Da sind die „Eckpunkte“ der „neuen Kulturpolitik“ (35) ab 1945: „Zum einen sollte aus den Erfahrungen der jüngsten Vergangenheit gelernt und zum anderen das kulturelle Erbe des Deutschlands vor dem Nationalsozialismus angetreten werden“ (35). Strewe fragt, wie dieser Wandel in der DDR aussah, und: „Welche Funktion wurde der historischen Kinder- und Jugendliteratur nun zugedacht, und welche Rolle übernahm sie tatsächlich?“ (13) Das wird in der ausführlichen Darstellung von Verlagen, Autoren, den Mechanismen der Zensur und der Literaturkritik sowie den Vermittlungsinstanzen, wie der Schule, entwickelt.

Aus diesen Facetten wird sehr anschaulich: „Der verbleibende Freiraum bot Auslegungen und Definitionen Platz, die zunächst noch pluralistisch, schon bald aber dogmatisch ausfielen“ (35). Aber Strewe differenziert weiter: Die als so notwendig bestimmte Abgrenzung zur BRD schlägt auf die Themengestaltung durch: Lange Zeit darf kein literarischer Held bürgerlicher Abkunft sein, und noch in den ideologischen Aufweichungen der Honecker-Ära finden sich bemerkenswerte Leerstellen der Literaturproduktion, etwa die völlig unzulängliche Thematisierung der Judenverfolgung. An anderer Stelle arbeitet die DDR quasi „hinterher“, wenn beispielsweise lange für die Zeit der Reformation und der Bauernaufstände nur Thomas Müntzer ein positiver Held sein kann, bis sich auch vielschichtigere Auseinandersetzungen mit Martin Luther finden.

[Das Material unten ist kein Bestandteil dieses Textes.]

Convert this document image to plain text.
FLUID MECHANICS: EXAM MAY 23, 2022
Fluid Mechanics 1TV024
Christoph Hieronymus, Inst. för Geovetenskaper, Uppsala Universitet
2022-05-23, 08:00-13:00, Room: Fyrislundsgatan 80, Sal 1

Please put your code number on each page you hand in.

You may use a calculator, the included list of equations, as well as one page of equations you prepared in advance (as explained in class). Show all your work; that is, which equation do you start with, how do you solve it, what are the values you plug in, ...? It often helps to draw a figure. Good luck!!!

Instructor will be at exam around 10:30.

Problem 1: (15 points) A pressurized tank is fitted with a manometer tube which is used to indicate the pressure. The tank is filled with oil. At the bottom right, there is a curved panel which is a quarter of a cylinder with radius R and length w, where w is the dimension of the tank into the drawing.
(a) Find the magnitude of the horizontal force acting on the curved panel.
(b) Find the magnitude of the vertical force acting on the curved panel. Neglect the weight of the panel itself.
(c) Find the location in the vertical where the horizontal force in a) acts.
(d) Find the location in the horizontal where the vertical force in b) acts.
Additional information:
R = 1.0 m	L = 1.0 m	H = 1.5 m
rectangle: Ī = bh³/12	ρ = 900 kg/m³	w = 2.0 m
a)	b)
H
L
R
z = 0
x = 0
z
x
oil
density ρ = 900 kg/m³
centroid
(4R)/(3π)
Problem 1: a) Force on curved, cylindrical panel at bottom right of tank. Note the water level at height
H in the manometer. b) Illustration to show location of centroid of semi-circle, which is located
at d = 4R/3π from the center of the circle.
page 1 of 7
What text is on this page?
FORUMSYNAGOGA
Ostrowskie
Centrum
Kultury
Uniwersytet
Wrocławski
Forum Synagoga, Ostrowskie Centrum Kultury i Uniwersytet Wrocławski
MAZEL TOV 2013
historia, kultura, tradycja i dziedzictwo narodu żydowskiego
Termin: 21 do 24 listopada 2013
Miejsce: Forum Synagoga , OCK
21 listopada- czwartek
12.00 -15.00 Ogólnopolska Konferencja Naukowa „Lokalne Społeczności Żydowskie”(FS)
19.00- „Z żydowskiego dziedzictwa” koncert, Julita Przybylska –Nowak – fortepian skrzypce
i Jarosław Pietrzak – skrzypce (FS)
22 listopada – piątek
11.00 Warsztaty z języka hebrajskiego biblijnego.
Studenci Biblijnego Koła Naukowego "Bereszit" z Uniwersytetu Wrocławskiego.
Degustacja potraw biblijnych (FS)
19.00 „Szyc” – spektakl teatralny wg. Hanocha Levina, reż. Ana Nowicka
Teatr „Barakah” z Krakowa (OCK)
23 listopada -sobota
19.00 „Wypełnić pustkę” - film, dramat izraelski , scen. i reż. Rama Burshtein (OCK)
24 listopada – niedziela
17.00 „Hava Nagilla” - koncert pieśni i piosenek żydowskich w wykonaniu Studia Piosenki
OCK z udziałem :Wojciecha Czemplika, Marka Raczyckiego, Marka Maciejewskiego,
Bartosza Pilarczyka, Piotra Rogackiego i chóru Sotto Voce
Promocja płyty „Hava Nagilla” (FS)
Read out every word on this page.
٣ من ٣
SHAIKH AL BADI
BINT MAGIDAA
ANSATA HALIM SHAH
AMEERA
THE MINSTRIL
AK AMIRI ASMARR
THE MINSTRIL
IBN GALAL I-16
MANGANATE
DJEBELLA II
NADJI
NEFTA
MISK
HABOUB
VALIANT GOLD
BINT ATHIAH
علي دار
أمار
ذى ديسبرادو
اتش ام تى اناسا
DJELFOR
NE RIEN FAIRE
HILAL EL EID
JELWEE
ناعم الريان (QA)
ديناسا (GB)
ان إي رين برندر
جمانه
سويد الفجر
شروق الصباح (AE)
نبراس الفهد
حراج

Hier deutet sich der thematische Fokus Strewes an: Nationalsozialismus und Bauernkriege. Sie entwickelt ihn einerseits aus den quantitativen Fakten der Produktion: In diesen Phasen der Geschichte war der weitaus größte Teil der historischen Kinder- und Jugendbücher der DDR angesiedelt. Für weitere historische Themen genügen am Ende vier Seiten. Ganze Geschichtsepochen fanden gar keinen Niederschlag in literarischer Aufarbeitung. Andererseits erfolgt die Begründung des Fokus aus dem Legitimationsbedürfnis der DDR für die Zweistaatlichkeit. Der „antifaschistische Staat“ bedurfte genau jener jüngst vergangenen Zeit des Faschismus zur Abgrenzung, während in der BRD nicht nur die entsprechende kinder- und jugendliterarische Aufarbeitung wesentlich zögerlicher vonstatten ging. Die Bauernkriege lieferten in Ergänzung dazu die weiter zurückliegende Grundlegung des ‚Volksstaates‘: Selbst den gescheiterten Bauernhelden werden in einigen Werken Sätze der Hoffnung auf das zukünftige Gelingen in den Mund gelegt, die sich dann auch noch mit der Bekräftigung des autoritativen Erzählers kombiniert finden, dass sich nun endlich jenes alte Sehnen ja erfüllt habe.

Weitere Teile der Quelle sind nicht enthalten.